Tuesday, December 05, 2006

It's Not Easy Being Sick



Now, I'd like to be telling you about watching the lighting of the Rockefeller Center Christmas Tree. Or perhaps the lighting I attended at Lincoln Center. But, alas, I am in bed. Have been for three days.

In college, when I was even less patient than I am now, I had a serious bronchitis about this time of year. I was a nursing student at Mayo Clinic in Rochester, Minnesota, so they sent me to the infirmary for observation. Unlike the hospital, the infirmary had all the leftovers from the 1950s: white iron headboarded beds with handcranks, bedside stands the size of an orange crate with no drawers. It was like being on the set of The English Patient.

The chaplain, knew all of us because he saw us on the hospital units in our starched-like-a-board student uniforms, nursing cap and sturdy white shoes and stockings. Father Murtagh, probably 40 at the time, came into my 8-bedded room to see how I was doing.
"I'm miserable," I whined. " I can't stand not being in the dorm with the rest of the girls. At least I could be playing bridge."
And then the classic adolescent battle cry: "THERE'S NOTHING TO DO."


"Mary Catherine," he said with a bit of an Irish accent. "The sign of an educated woman is one who knows how to use her time alone well."

Tough to argue with that.

Every time I'm sick, running low on patience, imagining what I could be doing if not confined to my boudoir, I think of the Irish chaplain, who I imagine is no longer alive. I wonder if he knew how his wisdom would prevail for 40+ years.

So, I'm trying to use my time well. Or, perhaps, I'm trying to not hate these days of solitude. It's not so bad. Yesterday, the woman who took my grocery order at Zingone's, my local Italian green grocer ( they deliver-- well everyone delivers in New York, but they deliver in a reasonable period of time ) commiserated with me about how awful it was to be sick. At the end of my list of groceries, she added: "By the way, I'll throw in some lemons--you should be having lemons and honey--take the scratch right out of that throat."

My time is spent watching re-runs of Law and Order and intermittantly during the day ( and night ) turning on the shower for 15 minutes until the apartment is foggy with steam so that my ailing bronchi can dilate--and I can breathe through my nose for a change. Comfort food has pretty much prevailed. I've consumed a pint of Haagen Das Vanilla Yogurt, a box of vanilla Snackwells, and several packets of hot chocolate. My evening "treat" is a Corona Light and popcorn with Brian Williams. How pitiful is that?

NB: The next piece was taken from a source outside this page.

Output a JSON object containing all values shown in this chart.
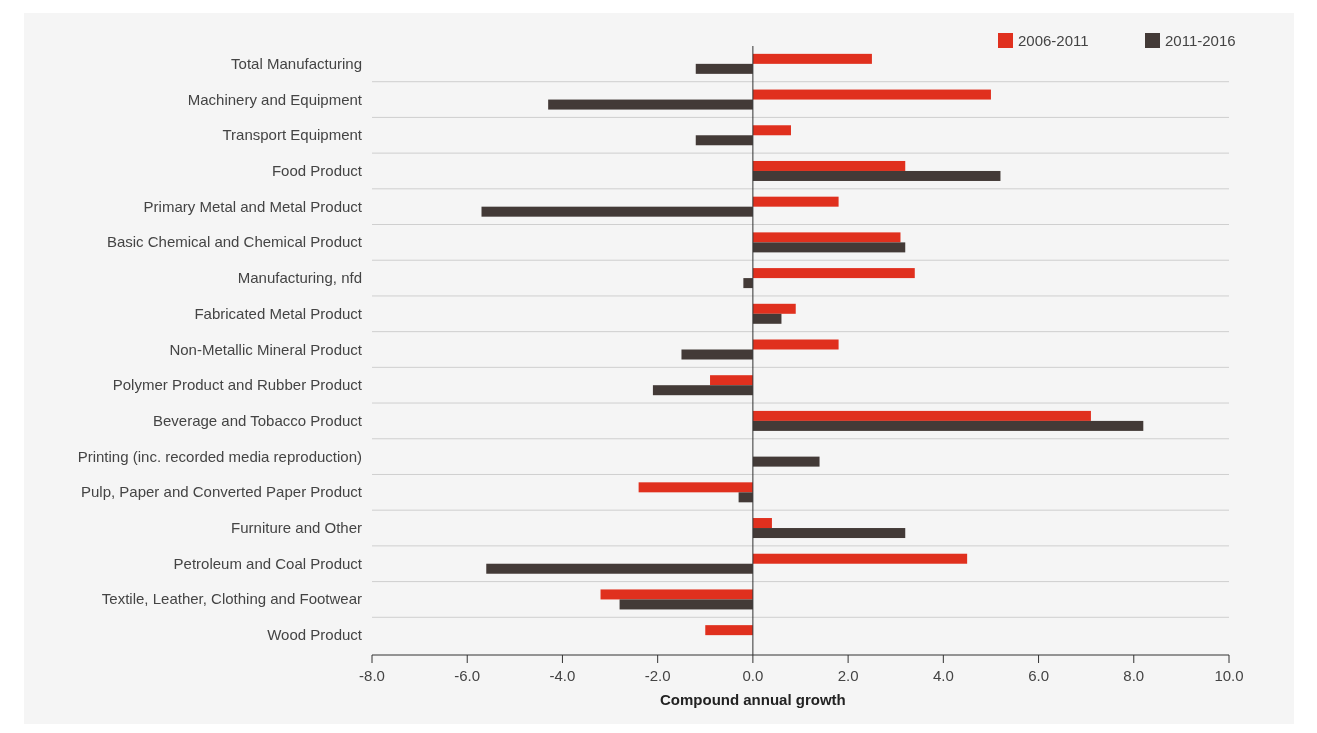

My neighbor emailed me today and asked if I wanted to go out for awhile which was very kind. Ordinarily, I'd be out the door. We always have a good time. But, today, I emailed him and took a raincheck. I don't have the energy to have fun. And, by the way, it's 30 degrees outside.

So, solitude, a different notion than loneliness, is my drug of choice right now.

Tomorrow I go see the doctor. Originally, it was for a flu shot. But, since the flu has struck, I plan on establishing a relationship with him since I have no doctor in town.

Now that my blinding sinus headache has subsided, I'm going to start reading Thomas Mann's Death in Venice for my fiction writing class. I think Father Murtagh would sanction that activity, don't you?
M.C.

1 comment:

Linda said...

Sorry you're under the weather .... read, sleep and feel better soon!!